BUSINESS

DMCI profits bruised by weak energy, cement

Maria Bernadette Romero

Higher costs, weaker energy markets, and integration pains from its cement acquisition dragged DMCI Holdings, Inc.’s nine-month profit lower, with net income sliding 22 percent to P11.8 billion from P15.1 billion a year earlier.

The company reported on Friday that, for the third quarter alone, earnings fell even steeper, dropping 33 percent to P2.7 billion, due to sustained pressure from volatile energy prices, weather-disrupted mining operations, and rising production and operating expenses.

The conglomerate added that the contraction was “primarily due to weaker earnings from the integrated energy and construction segments, alongside the ongoing integration of the recently acquired cement business.”
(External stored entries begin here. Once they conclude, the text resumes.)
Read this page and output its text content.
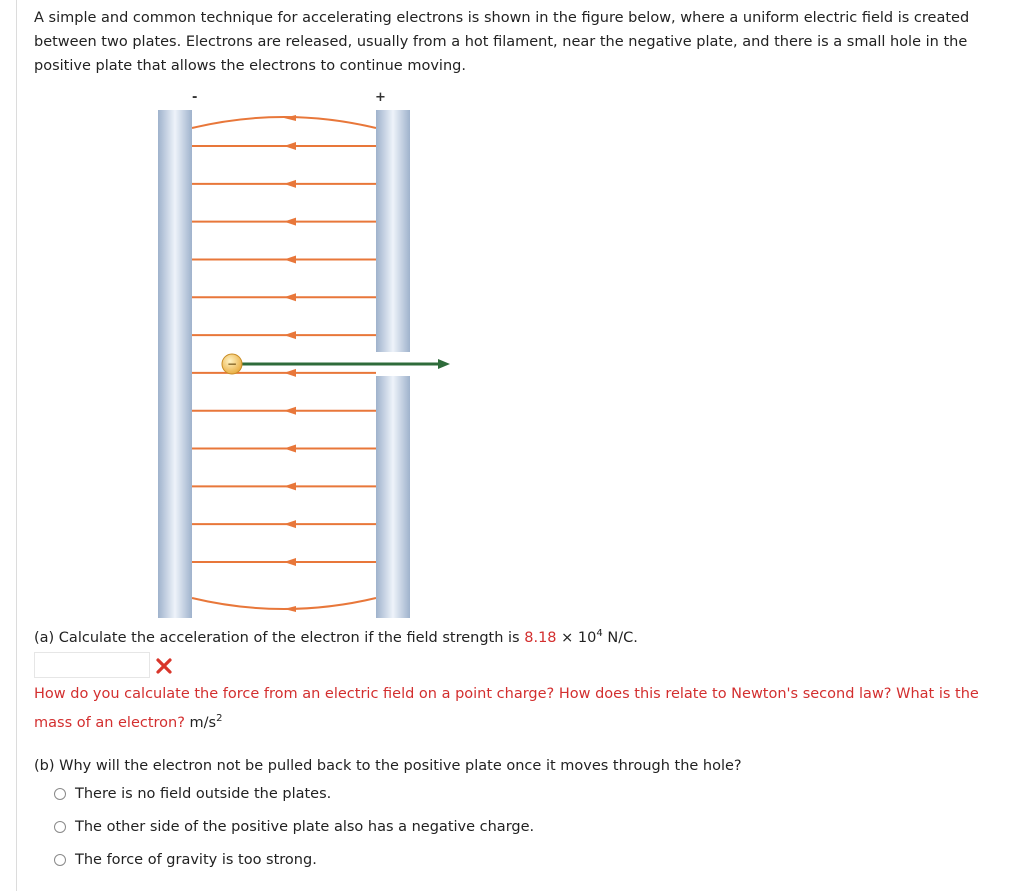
A simple and common technique for accelerating electrons is shown in the figure below, where a uniform electric field is created between two plates. Electrons are released, usually from a hot filament, near the negative plate, and there is a small hole in the positive plate that allows the electrons to continue moving.

-	+
−
(a) Calculate the acceleration of the electron if the field strength is $8.18 \times 10^4$ N/C.
How do you calculate the force from an electric field on a point charge? How does this relate to Newton's second law? What is the mass of an electron? $m/s^2$
(b) Why will the electron not be pulled back to the positive plate once it moves through the hole?
There is no field outside the plates.
The other side of the positive plate also has a negative charge.
The force of gravity is too strong.
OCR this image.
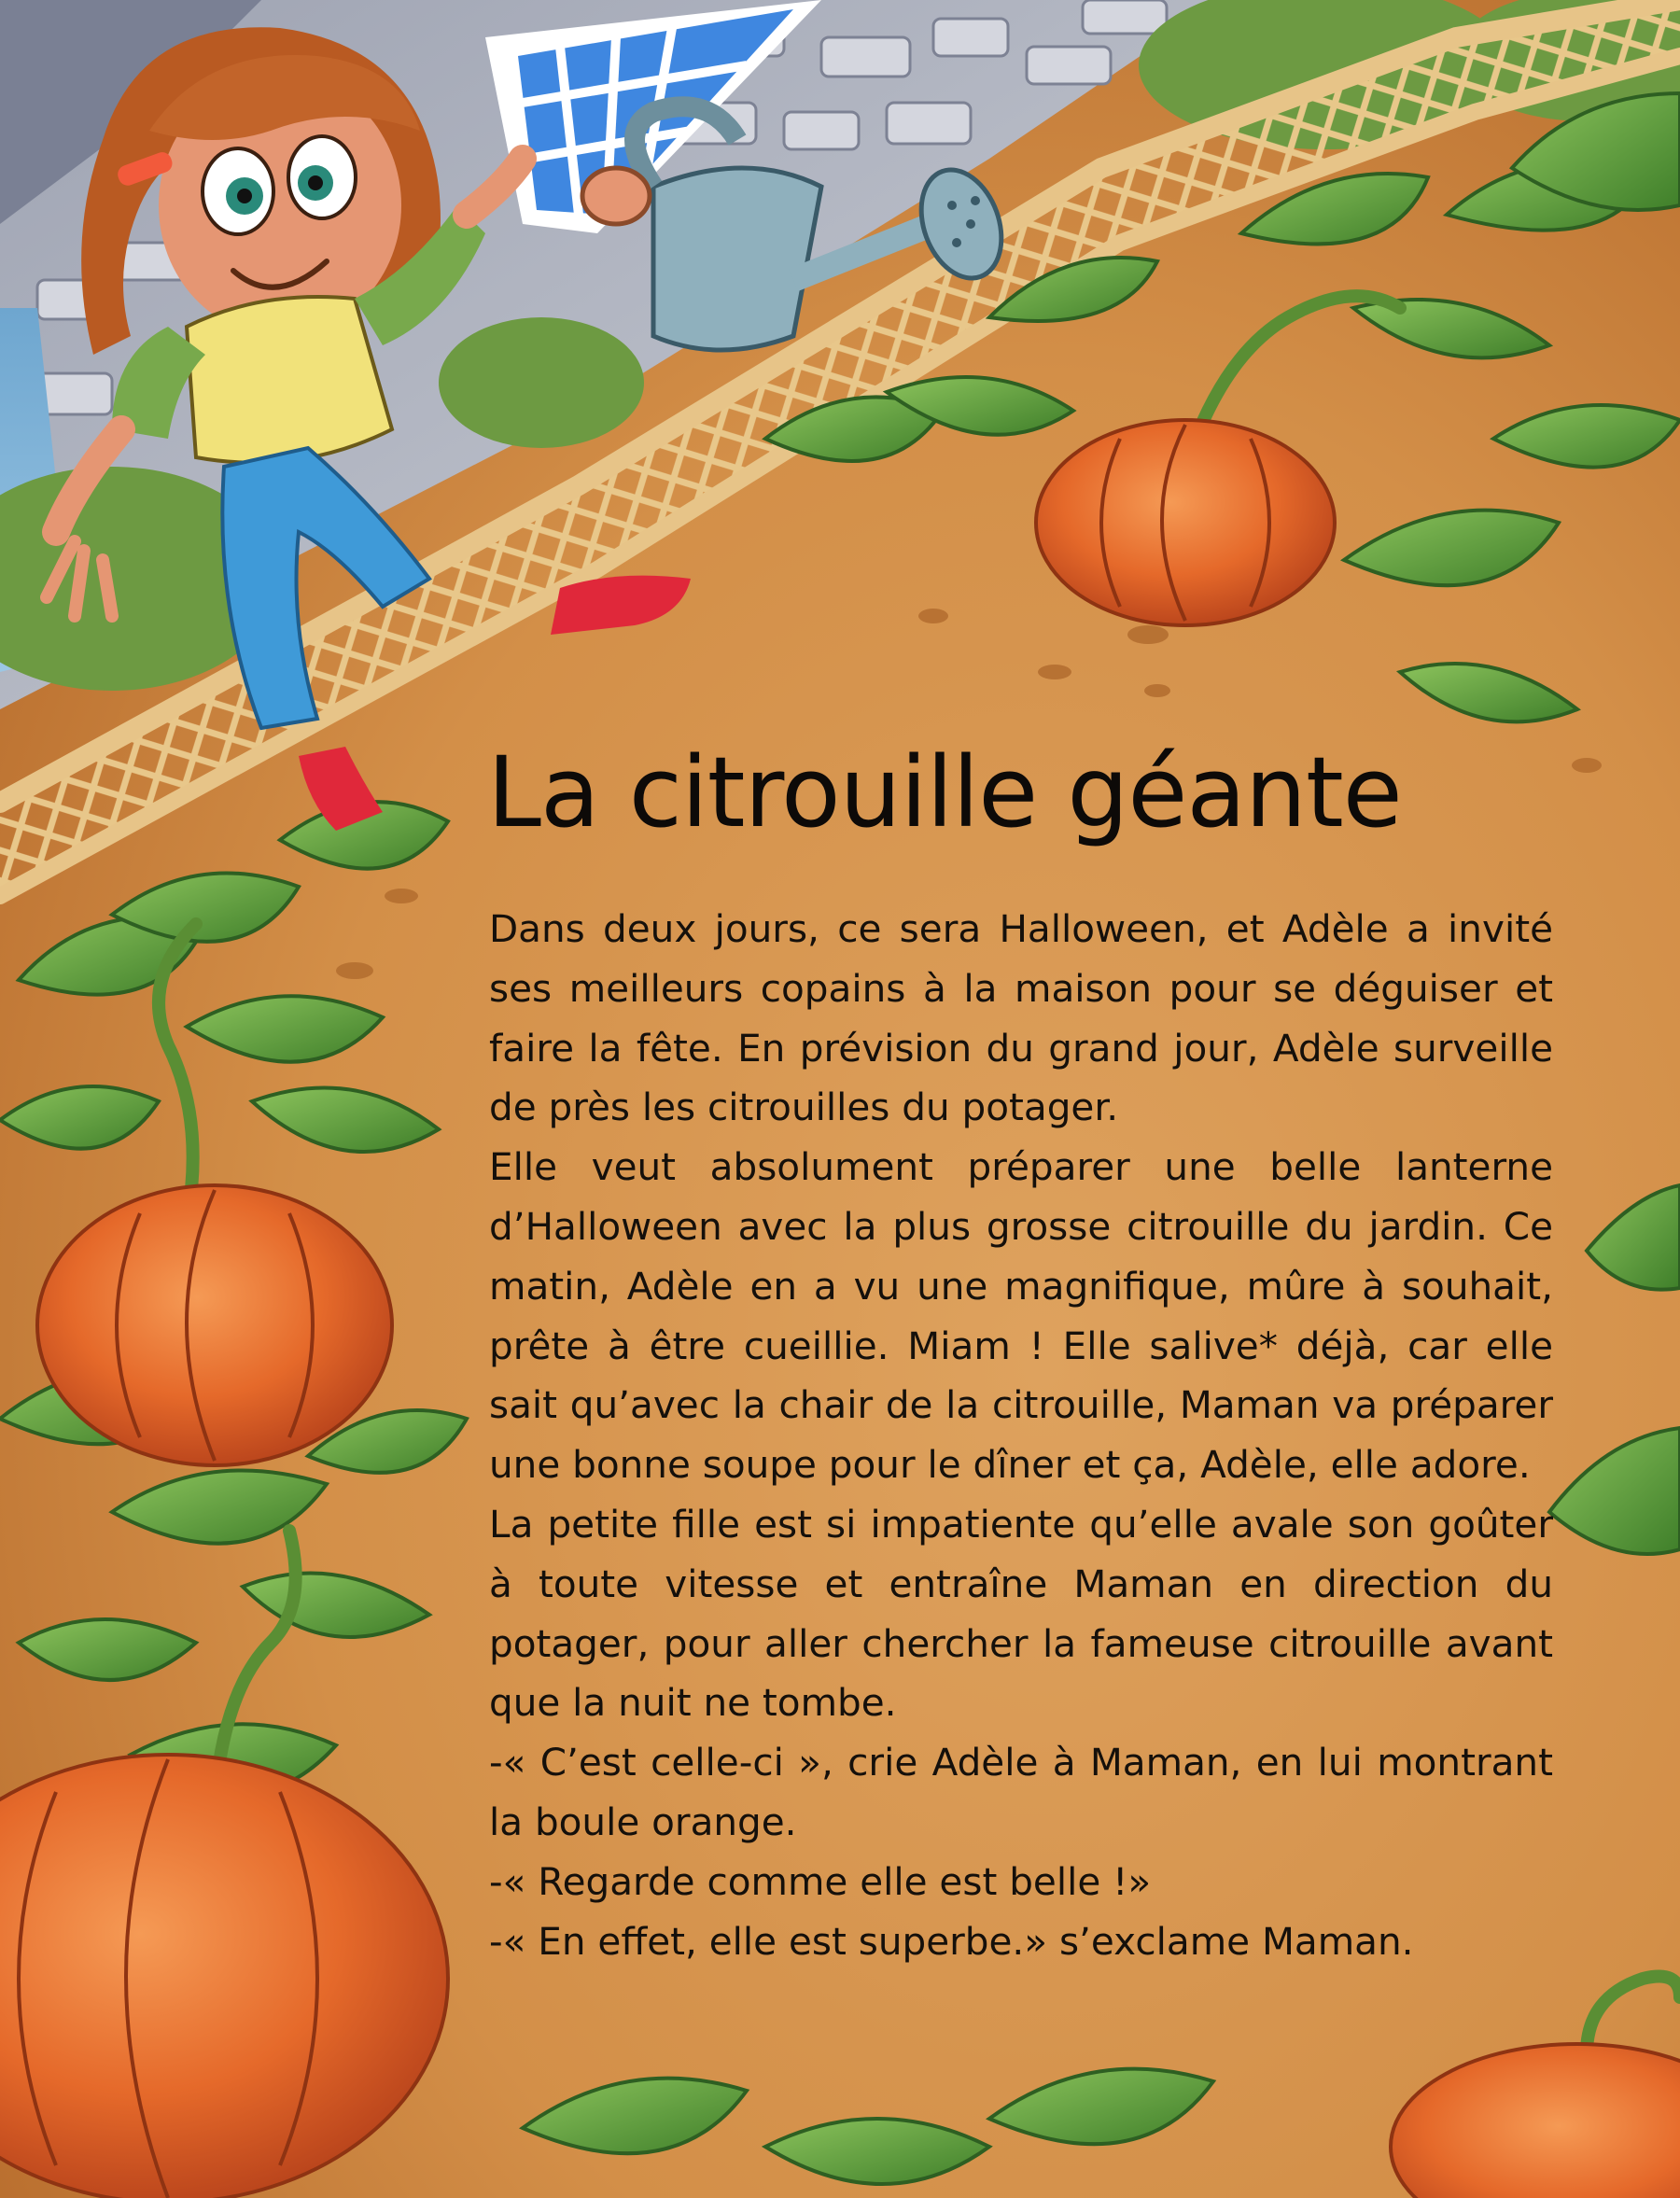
La citrouille géante

Dans deux jours, ce sera Halloween, et Adèle a invité ses meilleurs copains à la maison pour se déguiser et faire la fête. En prévision du grand jour, Adèle surveille de près les citrouilles du potager.

Elle veut absolument préparer une belle lanterne d’Halloween avec la plus grosse citrouille du jardin. Ce matin, Adèle en a vu une magnifique, mûre à souhait, prête à être cueillie. Miam ! Elle salive* déjà, car elle sait qu’avec la chair de la citrouille, Maman va préparer une bonne soupe pour le dîner et ça, Adèle, elle adore.

La petite fille est si impatiente qu’elle avale son goûter à toute vitesse et entraîne Maman en direction du potager, pour aller chercher la fameuse citrouille avant que la nuit ne tombe.

-« C’est celle-ci », crie Adèle à Maman, en lui montrant la boule orange.

-« Regarde comme elle est belle !»

-« En effet, elle est superbe.» s’exclame Maman.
Despite the setback, it pointed to counterweights across its portfolio, citing “stronger performance from real estate, nickel mining, and off-grid power generation, as well as higher equity earnings from associates” that helped temper the downturn.

Semirara Mining and Power Corp. contributed the bulk of earnings at P5.8 billion, although this was 34 percent lower than the P8.9 billion recorded last year, due to softer coal and electricity prices and higher production costs. The unit noted that record shipment volumes and power generation helped cushion the blow.

DMCI Homes delivered P2.7 billion, climbing 11 percent from P2.4 billion, driven by revenues from newly recognized residential accounts, as well as improved rental and financing income.

DMCI Power logged a record P985 million for the nine months, up 4 percent from P947 million, supported by increased energy sales, a new bunker-fired plant in Palawan, and a new power supply agreement in Antique.

DMCI Mining swung back to profitability with P726 million, reversing a P17-million loss a year ago, bolstered by strong nickel prices and higher shipment volumes following the full ramp-up of its new Zambales mine, which expanded active operations from one to two sites.

Construction arm D.M. Consunji, Inc. posted P187 million, sharply lower than P467 million previously, pressed by project delays, higher costs, and conservative revenue recognition.

Meanwhile, cement subsidiary Concreat Holdings Philippines recorded a P1.6-billion net loss, citing elevated financing expenses and weaker revenues. 

The company said it is rolling out strategic initiatives to “integrate operations, optimize efficiency, and improve its cost structure.”

Equity earnings from associates and the parent company provided a lift, rising 23 percent to P3.1 billion from P2.5 billion, reflecting stronger combined investment contributions.